Vision vs finance: “willing it into existence,” and the danger of valuing suppliers as if the vision is a purchase order
Rory distinguishes between visionary CEOs setting direction and the financial system treating that direction as guaranteed. The key warning: markets may price Nvidia/Oracle and broader equities as if the full trillion-dollar build-out is inevitable, when a more realistic outcome is slower growth that still looks amazing but needs less immediate CapEx.
Commerce inside ChatGPT: monetization experiments, ads vs buying behavior, and the ‘must be billions’ constraint
They discuss buy-in-chat experiences and protocols emerging from both OpenAI and Google. Jason argues many integrations will be PR-heavy experiments unless they reach multi‑billion-dollar scale quickly—because OpenAI’s cost base demands massive monetization, and small wins won’t move the needle.

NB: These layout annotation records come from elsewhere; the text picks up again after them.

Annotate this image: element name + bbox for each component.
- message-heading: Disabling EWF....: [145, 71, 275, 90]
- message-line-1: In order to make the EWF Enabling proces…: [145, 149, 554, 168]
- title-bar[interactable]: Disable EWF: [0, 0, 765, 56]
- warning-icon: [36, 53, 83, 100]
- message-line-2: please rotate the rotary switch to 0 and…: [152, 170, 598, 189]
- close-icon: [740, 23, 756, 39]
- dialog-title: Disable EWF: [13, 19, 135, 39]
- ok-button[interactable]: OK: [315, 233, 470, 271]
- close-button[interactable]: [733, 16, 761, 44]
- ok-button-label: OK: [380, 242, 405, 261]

Fivetran + dbt and the coming wave of private-to-private consolidation to reach IPO scale
Rory frames the rumored acquisition as a strategically adjacent combo that can create a clearer ‘better together’ product story and, crucially, help companies reach critical mass for IPO readiness. They argue consolidation is structurally necessary with hundreds of unicorns and a limited IPO throughput.
Does tech private equity’s playbook break in AI? Static products, seat-model pressure, and new tech risk
Harry asks whether PE is being paid for the new AI-driven displacement risk when buying mature SaaS assets. Jason and Rory argue the last 15 years were unusually stable—products barely changed—whereas AI compresses cycles, threatens seat-based pricing, and forces continuous reinvention, making both PE underwriting and VC forecasting harder.

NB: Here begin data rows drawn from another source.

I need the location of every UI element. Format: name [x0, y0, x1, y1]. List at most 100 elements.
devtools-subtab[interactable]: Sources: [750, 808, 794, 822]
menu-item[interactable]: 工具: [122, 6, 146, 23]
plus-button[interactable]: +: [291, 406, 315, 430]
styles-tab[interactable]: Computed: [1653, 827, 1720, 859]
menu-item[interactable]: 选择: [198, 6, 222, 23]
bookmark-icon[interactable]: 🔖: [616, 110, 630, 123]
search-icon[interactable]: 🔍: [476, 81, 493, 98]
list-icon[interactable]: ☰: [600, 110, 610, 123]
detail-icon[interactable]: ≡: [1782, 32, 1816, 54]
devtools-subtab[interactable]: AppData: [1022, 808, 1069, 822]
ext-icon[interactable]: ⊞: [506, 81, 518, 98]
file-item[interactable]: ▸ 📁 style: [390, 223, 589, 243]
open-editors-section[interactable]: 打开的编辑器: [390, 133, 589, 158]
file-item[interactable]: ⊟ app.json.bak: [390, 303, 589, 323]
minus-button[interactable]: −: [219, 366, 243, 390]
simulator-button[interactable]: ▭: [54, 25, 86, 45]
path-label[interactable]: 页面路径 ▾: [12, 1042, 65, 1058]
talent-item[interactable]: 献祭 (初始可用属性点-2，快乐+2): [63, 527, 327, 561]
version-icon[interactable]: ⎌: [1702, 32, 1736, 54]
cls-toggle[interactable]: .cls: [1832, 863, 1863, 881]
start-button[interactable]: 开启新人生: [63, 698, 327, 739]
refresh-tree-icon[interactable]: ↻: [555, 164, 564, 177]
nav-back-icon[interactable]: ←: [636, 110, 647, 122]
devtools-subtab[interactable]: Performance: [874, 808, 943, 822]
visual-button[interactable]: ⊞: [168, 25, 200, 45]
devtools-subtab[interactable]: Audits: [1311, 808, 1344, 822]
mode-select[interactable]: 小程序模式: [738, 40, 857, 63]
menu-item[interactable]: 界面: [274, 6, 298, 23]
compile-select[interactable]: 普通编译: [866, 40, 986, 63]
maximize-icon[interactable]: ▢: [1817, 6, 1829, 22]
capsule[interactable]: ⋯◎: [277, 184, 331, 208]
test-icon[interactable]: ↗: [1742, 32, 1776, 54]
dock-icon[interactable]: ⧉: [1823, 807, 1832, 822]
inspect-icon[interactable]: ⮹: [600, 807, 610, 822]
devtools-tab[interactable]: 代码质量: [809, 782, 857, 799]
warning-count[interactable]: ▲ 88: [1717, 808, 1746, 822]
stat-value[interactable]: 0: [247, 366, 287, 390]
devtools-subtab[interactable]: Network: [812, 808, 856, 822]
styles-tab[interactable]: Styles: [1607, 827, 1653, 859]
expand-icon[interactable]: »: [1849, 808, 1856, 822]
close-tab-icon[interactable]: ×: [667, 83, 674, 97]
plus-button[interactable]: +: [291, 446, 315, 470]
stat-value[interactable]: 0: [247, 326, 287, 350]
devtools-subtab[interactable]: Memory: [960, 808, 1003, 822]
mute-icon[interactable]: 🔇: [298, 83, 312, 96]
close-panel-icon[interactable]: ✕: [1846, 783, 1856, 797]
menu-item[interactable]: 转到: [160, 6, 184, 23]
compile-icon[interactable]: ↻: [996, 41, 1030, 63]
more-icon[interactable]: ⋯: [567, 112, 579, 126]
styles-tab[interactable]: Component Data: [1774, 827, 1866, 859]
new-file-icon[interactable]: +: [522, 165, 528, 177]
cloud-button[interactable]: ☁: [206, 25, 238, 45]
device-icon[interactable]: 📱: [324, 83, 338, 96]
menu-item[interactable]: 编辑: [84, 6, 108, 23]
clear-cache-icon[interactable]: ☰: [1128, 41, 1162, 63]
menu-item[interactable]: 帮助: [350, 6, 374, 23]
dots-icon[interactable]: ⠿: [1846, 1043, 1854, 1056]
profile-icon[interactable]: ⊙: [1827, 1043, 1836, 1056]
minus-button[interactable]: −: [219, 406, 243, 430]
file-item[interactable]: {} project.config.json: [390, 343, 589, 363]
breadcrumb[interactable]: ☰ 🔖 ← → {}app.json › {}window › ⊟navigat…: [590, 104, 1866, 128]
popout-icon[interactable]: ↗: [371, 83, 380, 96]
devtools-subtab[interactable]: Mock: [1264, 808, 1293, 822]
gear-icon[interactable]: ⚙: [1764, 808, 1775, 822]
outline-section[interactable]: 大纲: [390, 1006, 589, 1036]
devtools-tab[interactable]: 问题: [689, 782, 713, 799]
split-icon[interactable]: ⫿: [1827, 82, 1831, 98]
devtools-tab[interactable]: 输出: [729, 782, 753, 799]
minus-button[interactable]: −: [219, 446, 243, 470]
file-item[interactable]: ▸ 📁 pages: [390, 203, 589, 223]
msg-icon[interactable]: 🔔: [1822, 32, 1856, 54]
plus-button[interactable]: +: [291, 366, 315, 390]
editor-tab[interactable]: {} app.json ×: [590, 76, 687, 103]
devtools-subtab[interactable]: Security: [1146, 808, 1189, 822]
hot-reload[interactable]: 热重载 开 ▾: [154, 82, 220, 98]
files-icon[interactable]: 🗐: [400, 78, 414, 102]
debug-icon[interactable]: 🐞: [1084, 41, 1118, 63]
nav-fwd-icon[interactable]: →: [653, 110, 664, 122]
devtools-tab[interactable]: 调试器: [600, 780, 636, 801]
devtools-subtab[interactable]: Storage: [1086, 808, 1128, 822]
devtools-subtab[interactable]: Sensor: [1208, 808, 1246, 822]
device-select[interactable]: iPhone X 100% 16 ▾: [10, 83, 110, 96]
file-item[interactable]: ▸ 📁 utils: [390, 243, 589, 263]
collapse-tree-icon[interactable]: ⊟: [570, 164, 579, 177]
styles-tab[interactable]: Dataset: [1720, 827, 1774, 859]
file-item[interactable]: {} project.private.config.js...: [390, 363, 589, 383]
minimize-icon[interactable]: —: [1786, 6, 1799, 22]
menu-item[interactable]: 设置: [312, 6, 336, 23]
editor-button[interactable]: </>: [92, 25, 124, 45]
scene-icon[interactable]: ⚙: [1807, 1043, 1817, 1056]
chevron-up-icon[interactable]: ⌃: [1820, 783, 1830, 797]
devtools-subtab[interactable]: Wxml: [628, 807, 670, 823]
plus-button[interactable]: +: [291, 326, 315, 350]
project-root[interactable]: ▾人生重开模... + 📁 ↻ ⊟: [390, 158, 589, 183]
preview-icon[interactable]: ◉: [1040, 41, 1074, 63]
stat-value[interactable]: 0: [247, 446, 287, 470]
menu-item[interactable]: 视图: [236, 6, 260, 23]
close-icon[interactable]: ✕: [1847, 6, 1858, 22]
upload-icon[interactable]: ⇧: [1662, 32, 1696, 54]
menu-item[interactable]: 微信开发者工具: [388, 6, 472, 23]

Founders, politics, and corporate restraint: free speech vs fiduciary impact in the attention economy
The closing segment debates whether CEOs should moderate political expression for the company’s benefit. Rory supports keeping corporations out of culture wars while struggling with limiting personal speech; Jason shares real-world anecdotes about advising execs to delete posts and the frequent response: leaders knowingly accept the business cost.